Every spring, the Career Center at Robert Morris University organizes an event called Creativity at Work. The event, which is co-sponsored by the Media Arts, Communication and English departments, brings working professionals to campus so that they may share advice and counsel students on how to obtain jobs and internships in the creative fields.
I joined three other talented, successful Pittsburgh design professionals for the Design & Multimedia panel discussions. Below is a write-up of my advice for the students.
If you were to spend a day in my life, you’d see that the goal of graphic design is good communication. Graphic design solves communication problems and presents information in a way that is both accessible and memorable. If you’re interested in becoming a graphic designer you should be interested in constantly learning, solving communication problems, collaborating with others, and embracing an iterative process.
I interact with a variety of clients in vastly different professions on a daily basis. I might be talking with one client about elevator management systems one minute and the next minute I’ll be talking with another client about the challenges of inventory efficiency at a worldwide fast food company. I am constantly learning about each of my client’s businesses and the communication problems they need help solving.

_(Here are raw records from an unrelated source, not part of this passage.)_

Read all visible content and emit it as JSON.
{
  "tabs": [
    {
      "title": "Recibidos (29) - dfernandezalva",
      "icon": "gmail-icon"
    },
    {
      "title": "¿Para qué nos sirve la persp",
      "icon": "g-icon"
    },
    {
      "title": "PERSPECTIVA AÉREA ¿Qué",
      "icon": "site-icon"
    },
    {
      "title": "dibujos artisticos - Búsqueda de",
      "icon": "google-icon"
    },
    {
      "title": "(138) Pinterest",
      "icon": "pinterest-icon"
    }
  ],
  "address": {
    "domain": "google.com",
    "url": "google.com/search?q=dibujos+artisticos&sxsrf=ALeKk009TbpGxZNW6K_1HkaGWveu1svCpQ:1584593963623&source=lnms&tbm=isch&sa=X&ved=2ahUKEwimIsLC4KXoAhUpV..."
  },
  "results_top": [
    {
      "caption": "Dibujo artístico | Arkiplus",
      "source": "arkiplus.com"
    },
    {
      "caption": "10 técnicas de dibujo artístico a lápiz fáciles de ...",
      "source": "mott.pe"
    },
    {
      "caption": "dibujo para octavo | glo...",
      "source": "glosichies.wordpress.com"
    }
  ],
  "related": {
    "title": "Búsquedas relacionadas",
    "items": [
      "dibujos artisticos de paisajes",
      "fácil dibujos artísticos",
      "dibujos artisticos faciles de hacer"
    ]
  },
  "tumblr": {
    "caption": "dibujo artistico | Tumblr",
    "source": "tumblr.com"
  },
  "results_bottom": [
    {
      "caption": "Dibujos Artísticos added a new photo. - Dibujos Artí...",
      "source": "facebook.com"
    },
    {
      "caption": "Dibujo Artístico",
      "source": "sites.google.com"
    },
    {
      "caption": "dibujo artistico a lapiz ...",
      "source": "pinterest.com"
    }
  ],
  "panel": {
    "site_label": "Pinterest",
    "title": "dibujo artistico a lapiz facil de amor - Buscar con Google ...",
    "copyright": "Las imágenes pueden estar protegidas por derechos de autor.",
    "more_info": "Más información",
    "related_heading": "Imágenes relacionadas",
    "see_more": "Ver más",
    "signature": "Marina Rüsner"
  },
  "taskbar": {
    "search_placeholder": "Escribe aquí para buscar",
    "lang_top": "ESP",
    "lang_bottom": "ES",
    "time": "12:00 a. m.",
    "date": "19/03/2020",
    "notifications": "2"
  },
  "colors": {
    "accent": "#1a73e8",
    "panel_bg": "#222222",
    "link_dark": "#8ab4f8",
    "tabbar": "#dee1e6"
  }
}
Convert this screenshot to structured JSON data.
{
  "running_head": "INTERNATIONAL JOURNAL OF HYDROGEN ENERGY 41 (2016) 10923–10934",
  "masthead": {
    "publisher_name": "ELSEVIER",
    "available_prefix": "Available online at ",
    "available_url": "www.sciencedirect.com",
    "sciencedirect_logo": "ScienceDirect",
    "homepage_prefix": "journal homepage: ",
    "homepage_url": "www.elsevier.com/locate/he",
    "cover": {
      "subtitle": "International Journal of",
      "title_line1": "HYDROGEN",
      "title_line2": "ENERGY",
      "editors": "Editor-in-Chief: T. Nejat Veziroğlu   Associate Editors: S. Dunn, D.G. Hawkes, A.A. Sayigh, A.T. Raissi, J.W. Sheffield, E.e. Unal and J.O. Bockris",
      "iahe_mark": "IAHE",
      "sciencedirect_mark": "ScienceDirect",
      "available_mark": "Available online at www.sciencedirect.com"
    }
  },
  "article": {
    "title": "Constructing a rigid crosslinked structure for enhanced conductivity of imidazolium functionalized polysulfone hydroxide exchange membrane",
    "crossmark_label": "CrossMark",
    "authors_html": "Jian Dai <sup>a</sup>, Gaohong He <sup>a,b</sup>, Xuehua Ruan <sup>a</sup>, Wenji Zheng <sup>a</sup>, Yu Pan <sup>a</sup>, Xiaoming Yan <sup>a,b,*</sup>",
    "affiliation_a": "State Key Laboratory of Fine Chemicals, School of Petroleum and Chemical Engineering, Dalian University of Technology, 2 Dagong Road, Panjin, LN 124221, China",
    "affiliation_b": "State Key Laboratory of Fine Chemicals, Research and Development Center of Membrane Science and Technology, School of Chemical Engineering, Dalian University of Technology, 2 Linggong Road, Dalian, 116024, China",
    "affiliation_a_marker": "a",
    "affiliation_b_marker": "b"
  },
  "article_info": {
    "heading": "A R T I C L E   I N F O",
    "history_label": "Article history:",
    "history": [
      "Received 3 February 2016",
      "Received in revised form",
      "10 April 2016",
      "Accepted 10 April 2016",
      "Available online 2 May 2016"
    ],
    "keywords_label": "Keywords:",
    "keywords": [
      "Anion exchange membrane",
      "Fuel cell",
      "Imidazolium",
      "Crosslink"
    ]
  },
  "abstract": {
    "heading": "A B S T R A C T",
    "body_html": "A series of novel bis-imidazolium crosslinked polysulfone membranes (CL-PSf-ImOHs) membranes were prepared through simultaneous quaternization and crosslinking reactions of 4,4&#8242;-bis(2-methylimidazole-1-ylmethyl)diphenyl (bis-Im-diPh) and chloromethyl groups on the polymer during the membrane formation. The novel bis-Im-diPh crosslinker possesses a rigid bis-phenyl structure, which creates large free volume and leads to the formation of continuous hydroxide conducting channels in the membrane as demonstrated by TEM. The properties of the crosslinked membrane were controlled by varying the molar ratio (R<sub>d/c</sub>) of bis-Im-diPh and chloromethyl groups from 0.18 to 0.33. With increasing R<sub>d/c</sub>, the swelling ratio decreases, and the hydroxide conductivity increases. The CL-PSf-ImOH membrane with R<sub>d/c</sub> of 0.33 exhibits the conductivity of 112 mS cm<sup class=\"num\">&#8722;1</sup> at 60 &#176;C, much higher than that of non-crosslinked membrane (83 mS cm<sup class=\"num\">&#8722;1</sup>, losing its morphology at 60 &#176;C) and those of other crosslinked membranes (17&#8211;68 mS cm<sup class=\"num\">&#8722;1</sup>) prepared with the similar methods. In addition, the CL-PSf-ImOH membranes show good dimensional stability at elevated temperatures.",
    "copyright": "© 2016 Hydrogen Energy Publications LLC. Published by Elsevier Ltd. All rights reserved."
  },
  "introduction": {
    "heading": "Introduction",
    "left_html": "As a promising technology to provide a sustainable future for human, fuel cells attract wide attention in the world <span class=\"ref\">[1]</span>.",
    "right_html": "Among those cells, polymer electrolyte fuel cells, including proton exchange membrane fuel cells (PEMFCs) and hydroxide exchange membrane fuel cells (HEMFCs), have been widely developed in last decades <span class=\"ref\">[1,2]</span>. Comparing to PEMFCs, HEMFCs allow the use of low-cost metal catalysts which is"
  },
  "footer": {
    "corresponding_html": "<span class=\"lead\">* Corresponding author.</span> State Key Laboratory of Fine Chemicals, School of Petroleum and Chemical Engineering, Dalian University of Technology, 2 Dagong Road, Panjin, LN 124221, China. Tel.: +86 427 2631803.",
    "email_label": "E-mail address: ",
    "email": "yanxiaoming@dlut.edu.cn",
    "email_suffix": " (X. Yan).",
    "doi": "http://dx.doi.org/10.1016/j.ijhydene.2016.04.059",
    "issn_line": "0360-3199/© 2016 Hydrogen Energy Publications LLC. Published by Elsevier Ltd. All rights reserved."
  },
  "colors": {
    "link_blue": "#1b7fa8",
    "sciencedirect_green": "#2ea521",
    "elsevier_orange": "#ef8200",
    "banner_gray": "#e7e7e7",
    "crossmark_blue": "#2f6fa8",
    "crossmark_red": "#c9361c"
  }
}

Solving these communication problems is a team effort. I collaborate with copywriters, illustrators, programmers, and other designers to develop ideas from concept to completion. Working in complete isolation is very rare so being able to collaborate with others is crucial to the success of a project. Developing a clear, engaging visual solution is also an iterative process. The first solution is never the final solution. Learning to embrace this fact will only improve your work—and your happiness.
So now that you have a better idea of what being a graphic designer means, I’m going to switch gears and share three tips that I wish I had received before starting my career.
My first tip: learn to embrace silence. When I graduated and started my first job, one huge difference between the classroom and the real world that I encountered is conference-calling. The gaps of silence I experienced on my first conference calls were really unnerving. I couldn’t read body language or see the client’s initial reaction to my work. I instantly felt this overwhelming urge to fill the silence—so I did. And I sounded like a babbling idiot. I quickly learned to embrace the gaps of silence on conference calls because I realized that the client was just absorbing what I was presenting or thinking about responses to questions I posed. They just needed space to think. I have to admit I still find silent gaps a little unnerving, but I’ve learned to just let them be. My advice to you would be to practice presenting your work over the phone to someone and learn to embrace the silence.
My second tip: learn to play it back. I quickly learned that assumptions are our worst enemy. Falling victim to assumptions on my first few projects in the real world made me accutely aware of the value of playing back the directions and requests I heard from my clients, and even my colleagues.
A perfect example of when playing it back would have been beneficial is when a colleague asked me if I had created a table for a client. I said yes and she asked me to send her the file so she could send it to the client. I sent her the file of the table—an illustrated conference table, you know the kind, flat top, four wooden legs—a table! Well, it turns out she really wanted a data table that the client could populate with figures to use as a comparison tool. We had a good laugh, and the client got the data table file they requested, but it just goes to show that even if the request or feedback seems crystal clear, playing it back can eliminate unwanted surprises. So use every opportunity you can to start refining your playback skills—it will only help you.
My last tip to remember is one I’m sure you’ve all heard, but I’m going to say it anyway: you’re networking even when you don’t know it. Networking is not solely contained to official events held by professional organizations. Every time you meet someone you’re networking. You have no idea who they might know or how they might be able to open doors for you, and vice versa. Believe it or not, I made one of the most valuable networking connections of my life by way of pushing boxes of medical files on a cart across campus. In all weather. Up-hill... both ways.
My freshman year in college I worked part-time as student helper for a woman named Sue. I did all kinds of tedious tasks for her. I filed papers, I made copies, I stuffed envelopes, I pushed boxes of files on a cart across campus to the storage facility. None of these tasks were particularly enjoyable, and all of these tasks were seemingly unrelated to getting a coveted acceptance letter into the fiercely competitive graphic design program. But it turns out, Sue was the key to my acceptance into the design school and my start in graphic design.
So no matter who you interact with, just remember you’re networking even when you don’t think you are... and you just might be meeting one of the most valuable connections in the most unlikely of people.